ZoneFee makes a good-faith effort to keep records on a 12-month review cycle. See the methodology page for details. Records older than 12 months are flagged accordingly. Even within the cycle, a fee can change between reviews.

Fees Depend on Project Specifics

The fee that actually applies to a specific project depends on a number of variables that ZoneFee's published rate may not capture. These include:

  • Project type - single-family residential vs. multifamily, commercial, mixed-use, industrial, or institutional uses are typically rated differently.
  • Land use category and density - fee schedules often vary by trip generation, ITE land-use code, square footage, dwelling-unit count, or fixture count.
  • Meter size and connection size - utility tap and impact fees scale with the meter or service size, sometimes nonlinearly.
  • Vested rights and effective-date carve-outs - projects platted, permitted, or otherwise vested before a fee change may be subject to the prior schedule.
  • Service area - many jurisdictions assess different fees by service area, capital recovery zone, or transportation analysis zone.
  • Special districts and overlays - MUD, PID, CCN, WCID, transportation improvement districts, school district overlays, and similar entities may collect their own fees in addition to or instead of the city or county schedule.
  • Separate utility providers - water, wastewater, electric, and stormwater service may be administered by an authority distinct from the city or county. Fees on those services come from the authority's own schedule, which ZoneFee may or may not have published yet.
  • Negotiated conditions and proffers - some jurisdictions, notably in Virginia, use voluntary proffers in place of statutory impact fees. The applicable proffer for a project depends on case-by-case negotiation, not a fixed schedule.
  • Phase, plat, or permit timing - ordinance effective dates, indexed-escalation provisions, and pre-platted-tract carve-outs can produce different fees for projects that file weeks apart.
  • Staff interpretation - some line items on a fee schedule require classification by planning, engineering, or utility staff. Two reasonable readings of the same project can produce different fee outcomes.

ZoneFee's published rate is the rate stated in the official source as of the Last Verified date for the corresponding category. The rate that ultimately applies to your project is determined by the relevant department at the time of permit issuance.

Research Starting Point, Not a Final Quote

Use ZoneFee to scope fee exposure early, when underwriting a deal, comparing markets, or sizing a budget line. Do not rely on ZoneFee for the binding fee on a specific project. Before a project commits capital based on a fee number, confirm the number directly with the appropriate department:

  • Planning and zoning fees - confirm with the city or county planning department (or Department of Development Services).
  • Impact fees and roadway fees - confirm with the engineering, public works, or development services department, or with the impact fee administrator.
  • Utility tap and connection fees - confirm with the water/wastewater authority, electric utility, or special district that operates the meter.
  • Proffer exposure (Virginia and similar) - confirm with the county zoning attorney or planning office and with the case-specific proffer record.
  • Tax and assessment exposure - that is not what ZoneFee covers; talk to your finance department, tax counsel, or assessor's office.
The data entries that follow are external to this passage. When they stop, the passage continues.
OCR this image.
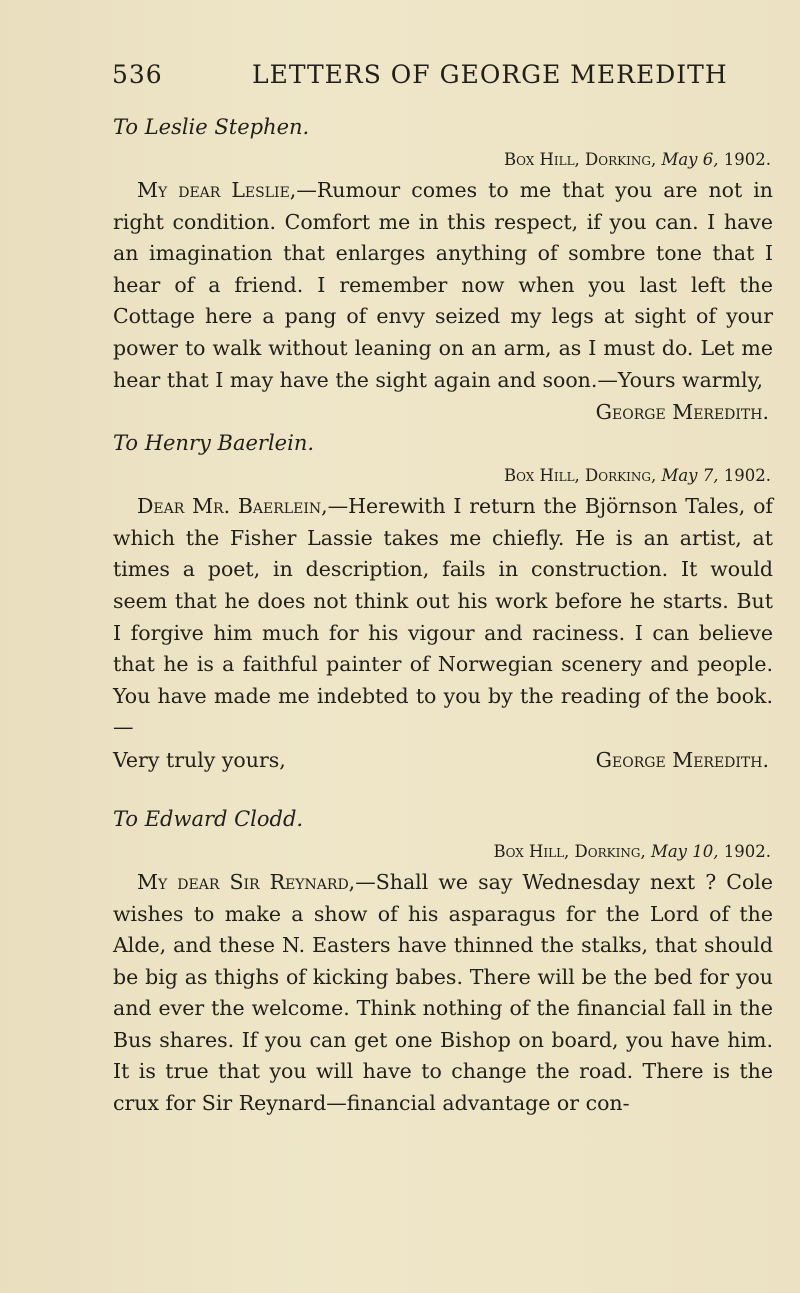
536	LETTERS OF GEORGE MEREDITH
To Leslie Stephen.
Box Hill, Dorking, May 6, 1902.
My dear Leslie,—Rumour comes to me that you are not in right condition. Comfort me in this respect, if you can. I have an imagination that enlarges anything of sombre tone that I hear of a friend. I remember now when you last left the Cottage here a pang of envy seized my legs at sight of your power to walk without leaning on an arm, as I must do. Let me hear that I may have the sight again and soon.—Yours warmly,
George Meredith.
To Henry Baerlein.
Box Hill, Dorking, May 7, 1902.
Dear Mr. Baerlein,—Herewith I return the Björnson Tales, of which the Fisher Lassie takes me chiefly. He is an artist, at times a poet, in description, fails in construction. It would seem that he does not think out his work before he starts. But I forgive him much for his vigour and raciness. I can believe that he is a faithful painter of Norwegian scenery and people. You have made me indebted to you by the reading of the book.—
Very truly yours,	George Meredith.
To Edward Clodd.
Box Hill, Dorking, May 10, 1902.
My dear Sir Reynard,—Shall we say Wednesday next ? Cole wishes to make a show of his asparagus for the Lord of the Alde, and these N. Easters have thinned the stalks, that should be big as thighs of kicking babes. There will be the bed for you and ever the welcome. Think nothing of the financial fall in the Bus shares. If you can get one Bishop on board, you have him. It is true that you will have to change the road. There is the crux for Sir Reynard—financial advantage or con-
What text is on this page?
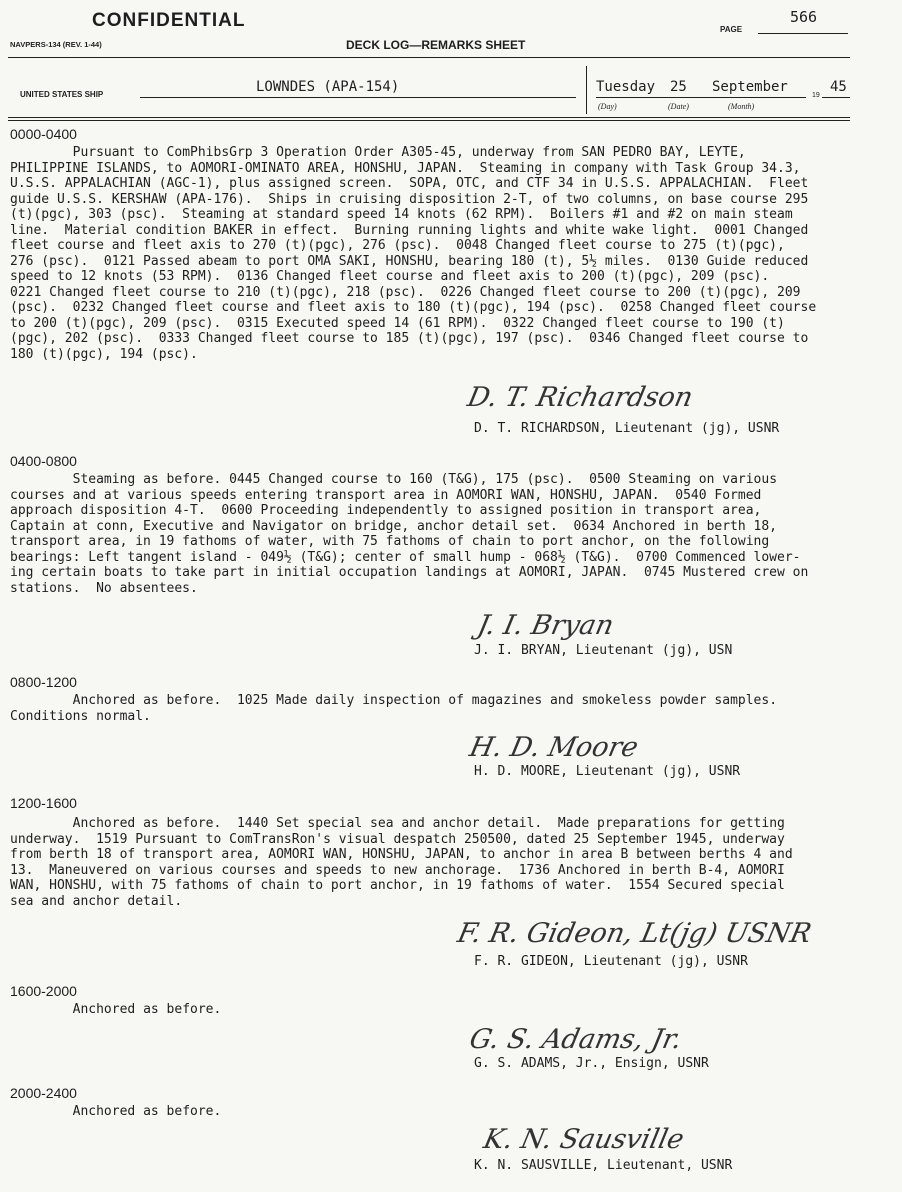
CONFIDENTIAL	PAGE
566
NAVPERS-134 (REV. 1-44)	DECK LOG—REMARKS SHEET
UNITED STATES SHIP	LOWNDES (APA-154)	Tuesday 25 September
19
45
(Day)	(Date)	(Month)
0000-0400
Pursuant to ComPhibsGrp 3 Operation Order A305-45, underway from SAN PEDRO BAY, LEYTE,
PHILIPPINE ISLANDS, to AOMORI-OMINATO AREA, HONSHU, JAPAN.  Steaming in company with Task Group 34.3,
U.S.S. APPALACHIAN (AGC-1), plus assigned screen.  SOPA, OTC, and CTF 34 in U.S.S. APPALACHIAN.  Fleet
guide U.S.S. KERSHAW (APA-176).  Ships in cruising disposition 2-T, of two columns, on base course 295
(t)(pgc), 303 (psc).  Steaming at standard speed 14 knots (62 RPM).  Boilers #1 and #2 on main steam
line.  Material condition BAKER in effect.  Burning running lights and white wake light.  0001 Changed
fleet course and fleet axis to 270 (t)(pgc), 276 (psc).  0048 Changed fleet course to 275 (t)(pgc),
276 (psc).  0121 Passed abeam to port OMA SAKI, HONSHU, bearing 180 (t), 5½ miles.  0130 Guide reduced
speed to 12 knots (53 RPM).  0136 Changed fleet course and fleet axis to 200 (t)(pgc), 209 (psc).
0221 Changed fleet course to 210 (t)(pgc), 218 (psc).  0226 Changed fleet course to 200 (t)(pgc), 209
(psc).  0232 Changed fleet course and fleet axis to 180 (t)(pgc), 194 (psc).  0258 Changed fleet course
to 200 (t)(pgc), 209 (psc).  0315 Executed speed 14 (61 RPM).  0322 Changed fleet course to 190 (t)
(pgc), 202 (psc).  0333 Changed fleet course to 185 (t)(pgc), 197 (psc).  0346 Changed fleet course to
180 (t)(pgc), 194 (psc).
D. T. Richardson
D. T. RICHARDSON, Lieutenant (jg), USNR
0400-0800
Steaming as before. 0445 Changed course to 160 (T&G), 175 (psc).  0500 Steaming on various
courses and at various speeds entering transport area in AOMORI WAN, HONSHU, JAPAN.  0540 Formed
approach disposition 4-T.  0600 Proceeding independently to assigned position in transport area,
Captain at conn, Executive and Navigator on bridge, anchor detail set.  0634 Anchored in berth 18,
transport area, in 19 fathoms of water, with 75 fathoms of chain to port anchor, on the following
bearings: Left tangent island - 049½ (T&G); center of small hump - 068½ (T&G).  0700 Commenced lower-
ing certain boats to take part in initial occupation landings at AOMORI, JAPAN.  0745 Mustered crew on
stations.  No absentees.
J. I. Bryan
J. I. BRYAN, Lieutenant (jg), USN
0800-1200
Anchored as before.  1025 Made daily inspection of magazines and smokeless powder samples.
Conditions normal.
H. D. Moore
H. D. MOORE, Lieutenant (jg), USNR
1200-1600
Anchored as before.  1440 Set special sea and anchor detail.  Made preparations for getting
underway.  1519 Pursuant to ComTransRon's visual despatch 250500, dated 25 September 1945, underway
from berth 18 of transport area, AOMORI WAN, HONSHU, JAPAN, to anchor in area B between berths 4 and
13.  Maneuvered on various courses and speeds to new anchorage.  1736 Anchored in berth B-4, AOMORI
WAN, HONSHU, with 75 fathoms of chain to port anchor, in 19 fathoms of water.  1554 Secured special
sea and anchor detail.
F. R. Gideon, Lt(jg) USNR
F. R. GIDEON, Lieutenant (jg), USNR
1600-2000
Anchored as before.
G. S. Adams, Jr.
G. S. ADAMS, Jr., Ensign, USNR
2000-2400
Anchored as before.
K. N. Sausville
K. N. SAUSVILLE, Lieutenant, USNR
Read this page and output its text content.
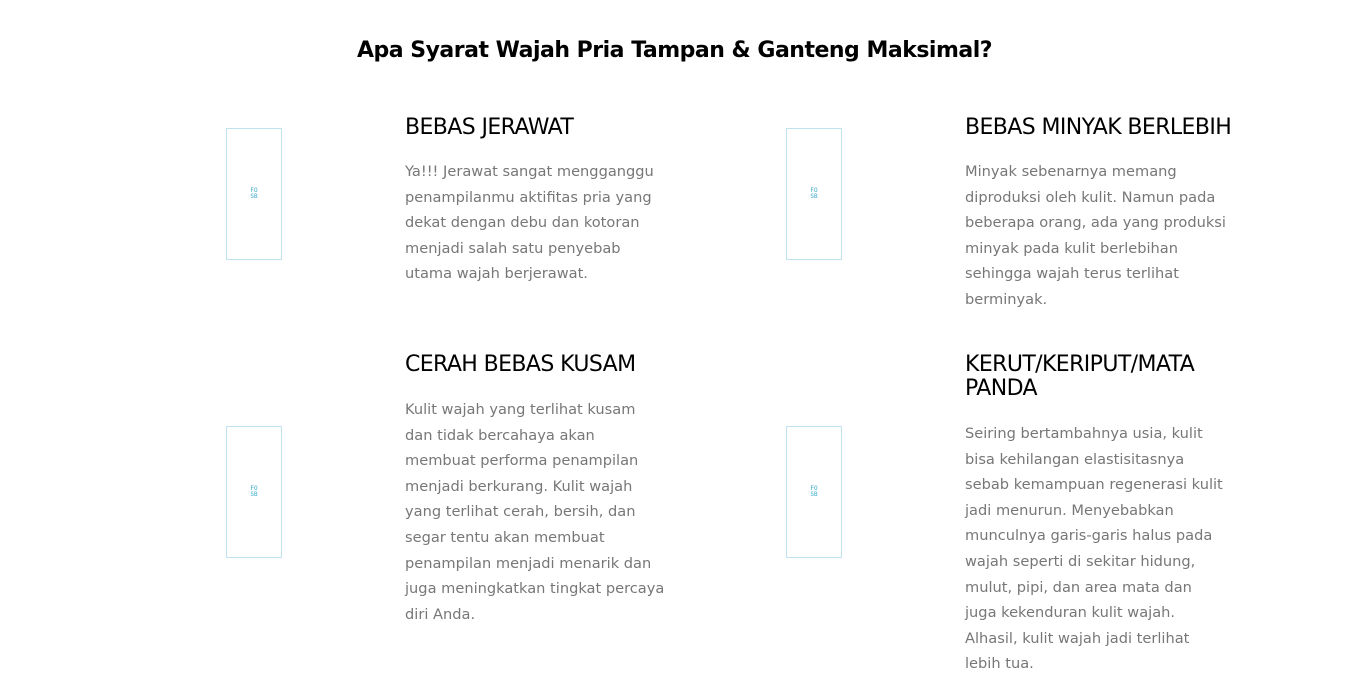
Apa Syarat Wajah Pria Tampan & Ganteng Maksimal?
FO
SB
BEBAS JERAWAT

Ya!!! Jerawat sangat mengganggu penampilanmu aktifitas pria yang dekat dengan debu dan kotoran menjadi salah satu penyebab utama wajah berjerawat.

FO
SB
BEBAS MINYAK BERLEBIH

Minyak sebenarnya memang diproduksi oleh kulit. Namun pada beberapa orang, ada yang produksi minyak pada kulit berlebihan sehingga wajah terus terlihat berminyak.

FO
SB
CERAH BEBAS KUSAM

Kulit wajah yang terlihat kusam dan tidak bercahaya akan membuat performa penampilan menjadi berkurang. Kulit wajah yang terlihat cerah, bersih, dan segar tentu akan membuat penampilan menjadi menarik dan juga meningkatkan tingkat percaya diri Anda.

FO
SB
KERUT/KERIPUT/MATA PANDA

Seiring bertambahnya usia, kulit bisa kehilangan elastisitasnya sebab kemampuan regenerasi kulit jadi menurun. Menyebabkan munculnya garis-garis halus pada wajah seperti di sekitar hidung, mulut, pipi, dan area mata dan juga kekenduran kulit wajah. Alhasil, kulit wajah jadi terlihat lebih tua.
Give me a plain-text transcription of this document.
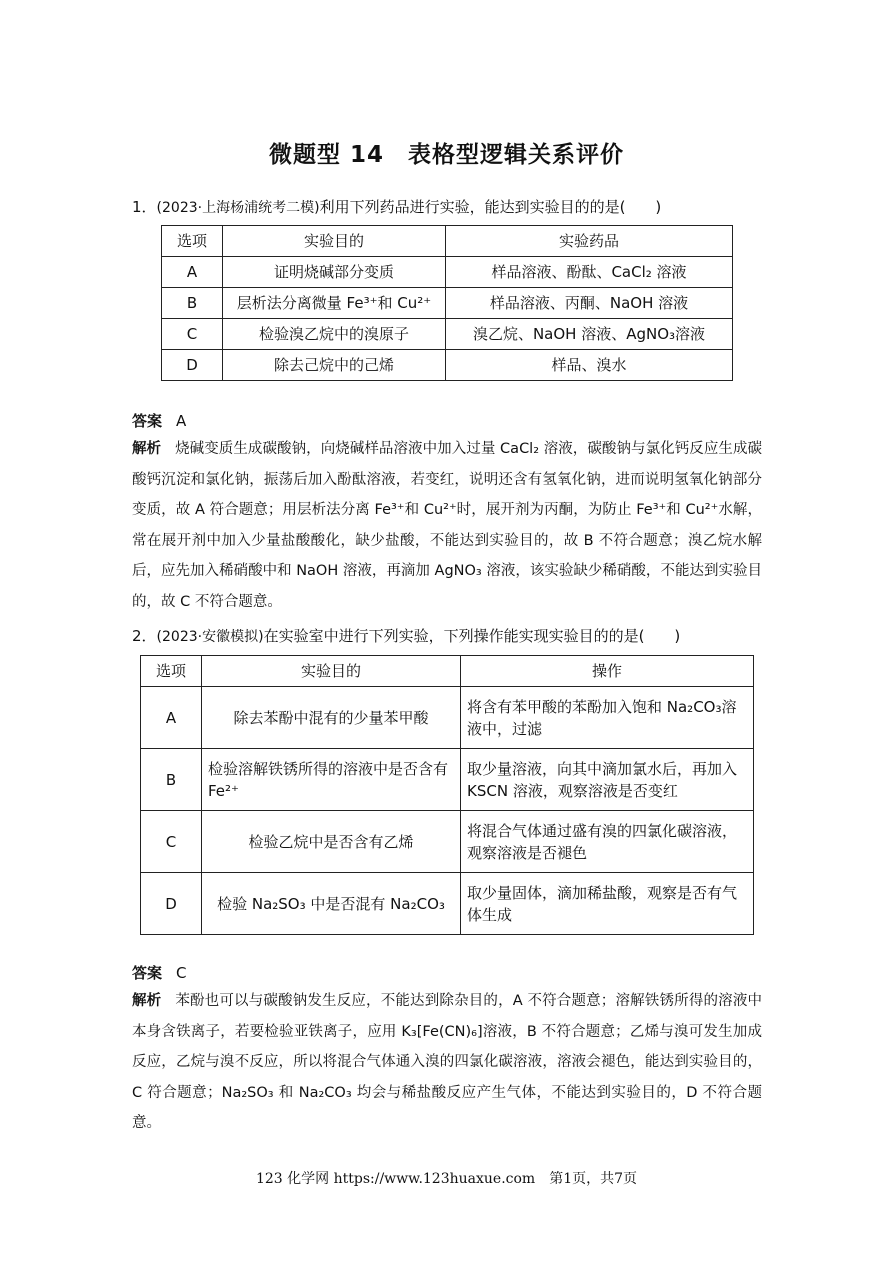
微题型 14　表格型逻辑关系评价
1．(2023·上海杨浦统考二模)利用下列药品进行实验，能达到实验目的的是(　　)
选项	实验目的	实验药品
A	证明烧碱部分变质	样品溶液、酚酞、CaCl₂ 溶液
B	层析法分离微量 Fe³⁺和 Cu²⁺	样品溶液、丙酮、NaOH 溶液
C	检验溴乙烷中的溴原子	溴乙烷、NaOH 溶液、AgNO₃溶液
D	除去己烷中的己烯	样品、溴水
答案 A
解析 烧碱变质生成碳酸钠，向烧碱样品溶液中加入过量 CaCl₂ 溶液，碳酸钠与氯化钙反应生成碳酸钙沉淀和氯化钠，振荡后加入酚酞溶液，若变红，说明还含有氢氧化钠，进而说明氢氧化钠部分变质，故 A 符合题意；用层析法分离 Fe³⁺和 Cu²⁺时，展开剂为丙酮，为防止 Fe³⁺和 Cu²⁺水解，常在展开剂中加入少量盐酸酸化，缺少盐酸，不能达到实验目的，故 B 不符合题意；溴乙烷水解后，应先加入稀硝酸中和 NaOH 溶液，再滴加 AgNO₃ 溶液，该实验缺少稀硝酸，不能达到实验目的，故 C 不符合题意。
2．(2023·安徽模拟)在实验室中进行下列实验，下列操作能实现实验目的的是(　　)
选项	实验目的	操作
A	除去苯酚中混有的少量苯甲酸	将含有苯甲酸的苯酚加入饱和 Na₂CO₃溶液中，过滤
B	检验溶解铁锈所得的溶液中是否含有 Fe²⁺	取少量溶液，向其中滴加氯水后，再加入 KSCN 溶液，观察溶液是否变红
C	检验乙烷中是否含有乙烯	将混合气体通过盛有溴的四氯化碳溶液，观察溶液是否褪色
D	检验 Na₂SO₃ 中是否混有 Na₂CO₃	取少量固体，滴加稀盐酸，观察是否有气体生成
答案 C
解析 苯酚也可以与碳酸钠发生反应，不能达到除杂目的，A 不符合题意；溶解铁锈所得的溶液中本身含铁离子，若要检验亚铁离子，应用 K₃[Fe(CN)₆]溶液，B 不符合题意；乙烯与溴可发生加成反应，乙烷与溴不反应，所以将混合气体通入溴的四氯化碳溶液，溶液会褪色，能达到实验目的，C 符合题意；Na₂SO₃ 和 Na₂CO₃ 均会与稀盐酸反应产生气体，不能达到实验目的，D 不符合题意。
123 化学网 https://www.123huaxue.com　第1页，共7页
If your decision depends on a fee, get the current schedule from the issuing authority in writing.

How to Report Inaccuracies

If you find a fee, effective date, source URL, or jurisdiction detail on ZoneFee that appears incorrect or outdated, send the correction to contact@zonefee.com. See the corrections page for the full submission workflow and the data sources page for what counts as an official source.

ZoneFee does not pay for corrections, but accurate, well-sourced corrections from active practitioners are the most useful kind of feedback we receive.